The beginning of mulberries in Gupondoro.
It was Idul Fitri holidays, June 2017. This most festive of Indonesian holidays is celebrated after a month of fasting called Ramadhan. I was living with my husband Oky Kusprianto in a beautiful house he designed himself. He named it Gupondoro which means Home of Pigeons. Gupondoro was located in the middle of a village in Lembang, is a highland area to the west of Bandung city. Lembang is known for its forests, proximity to volcanoes, and cool weather.
Lembang is also a top tourist destination during holidays. With largely underdeveloped small mountain roads, this meant serious traffic jam. Of the horrific type where you are stuck for hours. Since neither Oky nor I wanted to get caught in tourist traffic, we planned to stay home for the week. Oky caught up on his designs while I practiced piano for an upcoming chamber music festival in New Hampshire, USA.

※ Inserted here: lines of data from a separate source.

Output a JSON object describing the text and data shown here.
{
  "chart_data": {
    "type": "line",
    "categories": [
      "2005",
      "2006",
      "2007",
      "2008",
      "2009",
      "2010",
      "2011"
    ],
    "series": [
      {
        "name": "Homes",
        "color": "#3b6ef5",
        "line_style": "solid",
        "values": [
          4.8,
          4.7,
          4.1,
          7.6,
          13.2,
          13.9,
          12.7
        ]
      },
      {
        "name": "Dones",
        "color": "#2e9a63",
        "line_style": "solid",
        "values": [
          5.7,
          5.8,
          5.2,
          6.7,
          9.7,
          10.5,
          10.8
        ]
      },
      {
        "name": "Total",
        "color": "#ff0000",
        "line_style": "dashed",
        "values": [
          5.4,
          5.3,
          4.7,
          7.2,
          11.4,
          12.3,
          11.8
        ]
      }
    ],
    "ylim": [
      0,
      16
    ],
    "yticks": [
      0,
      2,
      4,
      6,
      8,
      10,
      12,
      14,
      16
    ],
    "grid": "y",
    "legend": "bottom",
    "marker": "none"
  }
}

One particular day after an intense practice session, I gave myself a break by looking around our backyard.
“Huh!” I thought to myself. “There are berries in those trees!” I called to Oky, who was drawing as usual.
“Oky, did you plant those trees?”
“What trees?” He asked. I pointed impatiently at the blooming trees in our backyard.
“I didn’t plant any thing there… did YOU plant those trees?” He turned to me. I laughed.
“Are you serious? I‘m on the piano all the time. I have to take care of my hands and fingers.” I replied. As a professional pianist, I was always worrying about my hands because even the smallest cut or blister made it awkward to play. Of course later the joke was on me because I retired from performing and grew to love gardening.
Oky asked our housemate Ari, who lived on the bottom floor. Ari didn’t know about the trees either. This confirmed it to be quite a mysterious case indeed. After extensive research via our gardener, Oky discovered that the trees were planted by a village farmer who owed money to a local mafia. The berries from the trees were to be a form of payment.
This was an interesting predicament, because those trees were planted on our land.
“The fruit tastes really good. I sometimes take some and my wife makes it into jam,” our gardener whispered to us.
The situation kept getting weirder and weirder, albeit in a comical sort of way. I decided to go along with it.
“Can I try the jam?” I asked our gardener. He nodded.
“I’ll pick secretly before they notice and bring some jam here.”
“Ok. Thank you!” I said. “Make sure you don’t get caught…”
The next day his wife brought over some incredibly delicious mulberry jam. I tasted a spoon and fell in love. I knew it was worthy to be sold. Oky proceeded by settling off the farmer’s debt to the mafia. He also bought the grown trees so they formally belonged to us. We then asked our gardener to plant more mulberries in Gupondoro.
Since that time both Oky and the gardener’s wife have died, but I decided to continue with the trees and the jam. It was a way for me to keep feeling connected to him, while making some money on the side. Mulberries in Gupondoro bloom twice a year, and if you are in Bandung you will be lucky enough to taste it.